Tech firms have used payments to jump ahead of banks
For too long lately, especially when it comes to the topic of payments, the banking industry has been late to the proverbial digital innovation table.
As a result, non-traditional competitors such as Venmo and PayPal were able to enter the space and capitalized on this lack of innovation. In particular innovation centered around the payments processes and experiences.
Financial institutions and their technology providers should have taken the lead and introduced these processes and experiences to consumers beforehand. When easier, more convenient and innovative offerings emerged, consumers were left wondering why their own bank or credit union was not able to offer that same kind of consumer-focused experience and why they needed to go outside of their banking relationship to get it.
Whatever the reason may be for falling behind, the bottom line is financial institutions continue to run the risk of losing ground to fintech players that are challenging the status quo.

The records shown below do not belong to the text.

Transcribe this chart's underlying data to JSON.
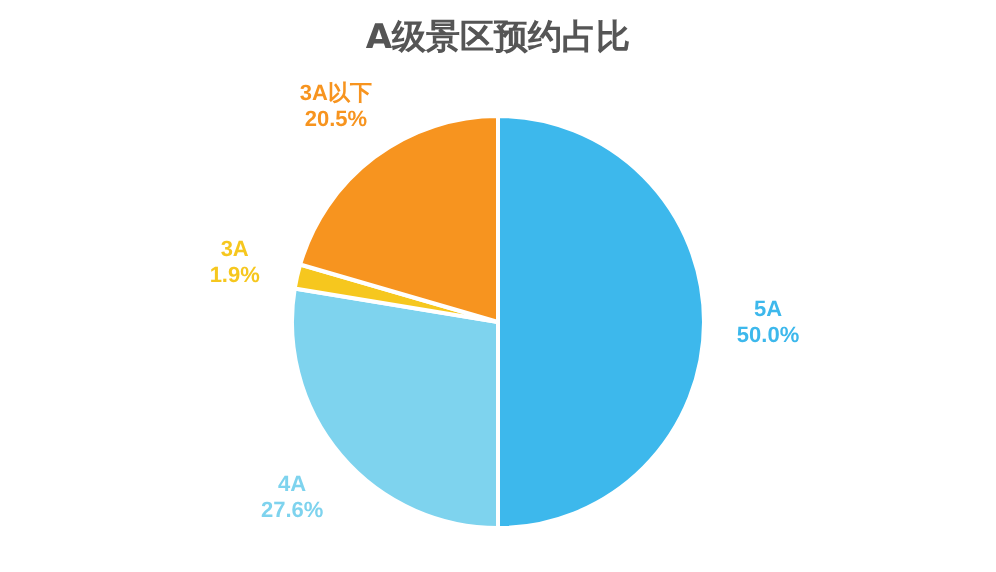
{
  "chart_data": {
    "type": "pie",
    "title": "A级景区预约占比",
    "categories": [
      "5A",
      "4A",
      "3A",
      "3A以下"
    ],
    "values": [
      50.0,
      27.6,
      1.9,
      20.5
    ],
    "value_labels": [
      "50.0%",
      "27.6%",
      "1.9%",
      "20.5%"
    ],
    "colors": [
      "#3db8ec",
      "#7ed3ee",
      "#f6c71e",
      "#f7941f"
    ]
  }
}
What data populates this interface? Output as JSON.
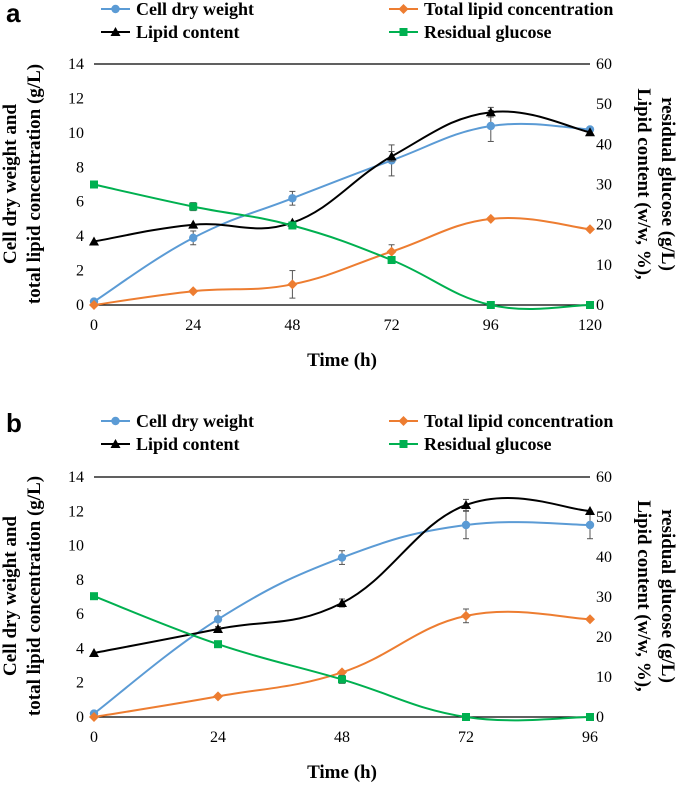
{
  "chart_data": [
    {
      "type": "line",
      "panel_label": "a",
      "categories": [
        "0",
        "24",
        "48",
        "72",
        "96",
        "120"
      ],
      "x": [
        0,
        24,
        48,
        72,
        96,
        120
      ],
      "xlabel": "Time (h)",
      "ylabel": [
        "Cell dry weight and",
        "total lipid concentration (g/L)"
      ],
      "y2label": [
        "Lipid content (w/w, %),",
        "residual glucose (g/L)"
      ],
      "ylim": [
        0,
        14
      ],
      "yticks": [
        "0",
        "2",
        "4",
        "6",
        "8",
        "10",
        "12",
        "14"
      ],
      "y2lim": [
        0,
        60
      ],
      "y2ticks": [
        "0",
        "10",
        "20",
        "30",
        "40",
        "50",
        "60"
      ],
      "series": [
        {
          "name": "Cell dry weight",
          "axis": "left",
          "color": "#5B9BD5",
          "marker": "circle",
          "values": [
            0.2,
            3.9,
            6.2,
            8.4,
            10.4,
            10.2
          ],
          "errors": [
            0,
            0.4,
            0.4,
            0.9,
            0.9,
            0
          ]
        },
        {
          "name": "Total lipid concentration",
          "axis": "left",
          "color": "#ED7D31",
          "marker": "diamond",
          "values": [
            0.0,
            0.8,
            1.2,
            3.1,
            5.0,
            4.4
          ],
          "errors": [
            0,
            0,
            0.8,
            0.4,
            0,
            0
          ]
        },
        {
          "name": "Lipid content",
          "axis": "right",
          "color": "#000000",
          "marker": "triangle",
          "values": [
            15.8,
            20.0,
            20.5,
            37.0,
            48.0,
            43.0
          ],
          "errors": [
            0,
            0,
            0,
            1.2,
            1.2,
            0
          ]
        },
        {
          "name": "Residual glucose",
          "axis": "right",
          "color": "#00B050",
          "marker": "square",
          "values": [
            30.0,
            24.5,
            19.8,
            11.2,
            0.0,
            0.0
          ],
          "errors": [
            0,
            1.0,
            0.6,
            0.8,
            0,
            0
          ]
        }
      ]
    },
    {
      "type": "line",
      "panel_label": "b",
      "categories": [
        "0",
        "24",
        "48",
        "72",
        "96"
      ],
      "x": [
        0,
        24,
        48,
        72,
        96
      ],
      "xlabel": "Time (h)",
      "ylabel": [
        "Cell dry weight and",
        "total lipid concentration (g/L)"
      ],
      "y2label": [
        "Lipid content (w/w, %),",
        "residual glucose (g/L)"
      ],
      "ylim": [
        0,
        14
      ],
      "yticks": [
        "0",
        "2",
        "4",
        "6",
        "8",
        "10",
        "12",
        "14"
      ],
      "y2lim": [
        0,
        60
      ],
      "y2ticks": [
        "0",
        "10",
        "20",
        "30",
        "40",
        "50",
        "60"
      ],
      "series": [
        {
          "name": "Cell dry weight",
          "axis": "left",
          "color": "#5B9BD5",
          "marker": "circle",
          "values": [
            0.2,
            5.7,
            9.3,
            11.2,
            11.2
          ],
          "errors": [
            0,
            0.5,
            0.4,
            0.8,
            0.8
          ]
        },
        {
          "name": "Total lipid concentration",
          "axis": "left",
          "color": "#ED7D31",
          "marker": "diamond",
          "values": [
            0.0,
            1.2,
            2.6,
            5.9,
            5.7
          ],
          "errors": [
            0,
            0,
            0,
            0.4,
            0
          ]
        },
        {
          "name": "Lipid content",
          "axis": "right",
          "color": "#000000",
          "marker": "triangle",
          "values": [
            16.0,
            22.0,
            28.5,
            53.0,
            51.5
          ],
          "errors": [
            0,
            0.6,
            1.0,
            1.4,
            0
          ]
        },
        {
          "name": "Residual glucose",
          "axis": "right",
          "color": "#00B050",
          "marker": "square",
          "values": [
            30.2,
            18.2,
            9.4,
            0.0,
            0.0
          ],
          "errors": [
            0,
            0.8,
            1.0,
            0,
            0
          ]
        }
      ]
    }
  ]
}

Community-focused banks and credit unions now more than ever are looking to shape the industry, rather than continually being shaped by it. They know they want to innovate, yet they have been left with the feeling that no one is listening or working to help them.
These financial institutions want a say in how products are put together and how they function to help better serve customers or members. They realize they need to innovate to remain competitive, however they have struggled because of the burden of legacy systems and technologies they carry.
Instead of them propelling change in the industry, these smaller FIs find themselves in a game of catch-up, which is only putting them at a further disadvantage. When their customers or members use another option outside of the FI, the relationship they have worked so hard to gain is further diminished.
Today’s consumers rightfully expect their bank or credit union to provide tools and services like those of other industries. Their innovative experiences with industries like retail, non-traditional financial tools, entertainment, and dining have shown them how they can expect to be served, especially in a digital format.
Companies like Amazon, Apple, PayPal Netflix, Uber and others have made it so easy to transact that consumers are left wondering why their bank or credit union cannot provide them with the same kind of seamless and tailored experiences.
Many financial institutions find themselves scrambling to remain relevant. This gap in financial services can be bridged when banks and credit unions team up with innovative and industry-focused technology vendors to better connect consumer expectations with the FI’s offerings.